The “trembita”, a traditional Ukrainian mountain horn, is also the name of a cruise missile developed by volunteers in Ukraine, who say it will be hundreds of times cheaper than Western equivalents.
“Rockets with warheads will have more expensive electronics so they can hit targets accurately,” explains Serhii, a volunteer with the Pars design bureau.
“But thousands of decoys will be very cheap: we want to overwhelm the Russians’ air defences so that our attack rockets hit their targets,” he says.
A group of volunteers from elsewhere in Ukraine watch a demonstration of the missile. They are interested in helping to make Trembitas in multiple locations.
“I’m very happy that this kind of production is developing in Ukraine,” says Yulia, a volunteer from the Kyiv region. “And I like how these weapons are all designed to let soldiers operate further away from the front line.”
Russia has been using this approach for a while with the cheap Iranian Shahed-136 loitering munitions.
The problem is that self-propelled antiaircraft guns, SPAAGs, are a cheap way to take down relatively low and slow weapons like this.
In the US, we mostly shifted away from SPAAGs to surface-to-air missiles when aircraft shifted to jets; SPAAGs were fairly obsolete against them. By this point, our SPAAGs have all been out of service – and not just out of service, but dismantled and sold off for parts – for decades, and the fact that Germany was somewhat slow to abandon them made their Gepard SPAAGs
useful in Ukraine against Shahed-136s.
https://en.wikipedia.org/wiki/M163_VADS
With the wider use of non-jet-based low-and-slow cheap unmanned weapons, the SPAAG is better-suited as a counter to those.
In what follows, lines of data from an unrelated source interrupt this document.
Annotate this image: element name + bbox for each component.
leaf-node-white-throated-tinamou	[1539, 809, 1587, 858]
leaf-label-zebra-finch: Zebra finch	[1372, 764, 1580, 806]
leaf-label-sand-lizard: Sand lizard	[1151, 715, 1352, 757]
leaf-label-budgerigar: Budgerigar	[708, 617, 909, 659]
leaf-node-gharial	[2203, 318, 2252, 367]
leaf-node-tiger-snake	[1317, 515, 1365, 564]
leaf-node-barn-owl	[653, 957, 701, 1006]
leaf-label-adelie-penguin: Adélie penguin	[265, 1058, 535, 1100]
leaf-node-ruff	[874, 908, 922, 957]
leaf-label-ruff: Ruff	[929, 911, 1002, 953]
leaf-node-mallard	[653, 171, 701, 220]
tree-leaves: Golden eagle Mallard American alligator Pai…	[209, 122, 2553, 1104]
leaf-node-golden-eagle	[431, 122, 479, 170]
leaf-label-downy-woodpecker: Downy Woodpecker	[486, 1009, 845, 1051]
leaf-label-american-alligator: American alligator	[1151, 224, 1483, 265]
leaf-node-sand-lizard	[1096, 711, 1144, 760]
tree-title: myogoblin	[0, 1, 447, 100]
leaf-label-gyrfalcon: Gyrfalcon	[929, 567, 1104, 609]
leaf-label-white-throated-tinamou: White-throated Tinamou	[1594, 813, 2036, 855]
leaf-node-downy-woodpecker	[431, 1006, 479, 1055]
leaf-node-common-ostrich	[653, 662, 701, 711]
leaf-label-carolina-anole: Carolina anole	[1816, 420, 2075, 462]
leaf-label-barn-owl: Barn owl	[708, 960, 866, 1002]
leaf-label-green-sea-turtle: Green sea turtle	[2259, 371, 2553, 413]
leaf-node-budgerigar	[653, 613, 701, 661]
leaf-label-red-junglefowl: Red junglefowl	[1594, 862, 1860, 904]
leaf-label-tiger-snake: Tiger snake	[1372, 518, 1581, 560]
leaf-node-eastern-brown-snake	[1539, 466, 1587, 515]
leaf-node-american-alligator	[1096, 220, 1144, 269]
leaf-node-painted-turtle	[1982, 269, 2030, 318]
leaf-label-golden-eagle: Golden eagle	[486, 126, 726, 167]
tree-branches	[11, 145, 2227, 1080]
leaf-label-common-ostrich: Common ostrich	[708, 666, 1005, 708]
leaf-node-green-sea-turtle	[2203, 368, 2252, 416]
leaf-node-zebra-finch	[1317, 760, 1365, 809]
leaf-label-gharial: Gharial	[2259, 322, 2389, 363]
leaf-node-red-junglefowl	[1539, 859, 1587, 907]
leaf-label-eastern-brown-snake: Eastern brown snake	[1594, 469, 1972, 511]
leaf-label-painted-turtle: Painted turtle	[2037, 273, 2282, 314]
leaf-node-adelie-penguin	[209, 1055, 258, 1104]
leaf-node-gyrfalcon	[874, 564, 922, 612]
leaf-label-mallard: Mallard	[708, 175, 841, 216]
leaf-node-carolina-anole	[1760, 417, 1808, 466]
However, the Soviet Union was slower to abandon SPAAGs, and Russia tends to warehouse a lot of older weapons, moreso than we do. They are probably better positioned to counter such weapons then we are to provide Ukraine with air defenses against them. We’ve mostly been relying on sending elderly Hawk SAMs, which are obsolete against current aircraft but work against Shahed-136s and are numerous enough that they’ll last for a while.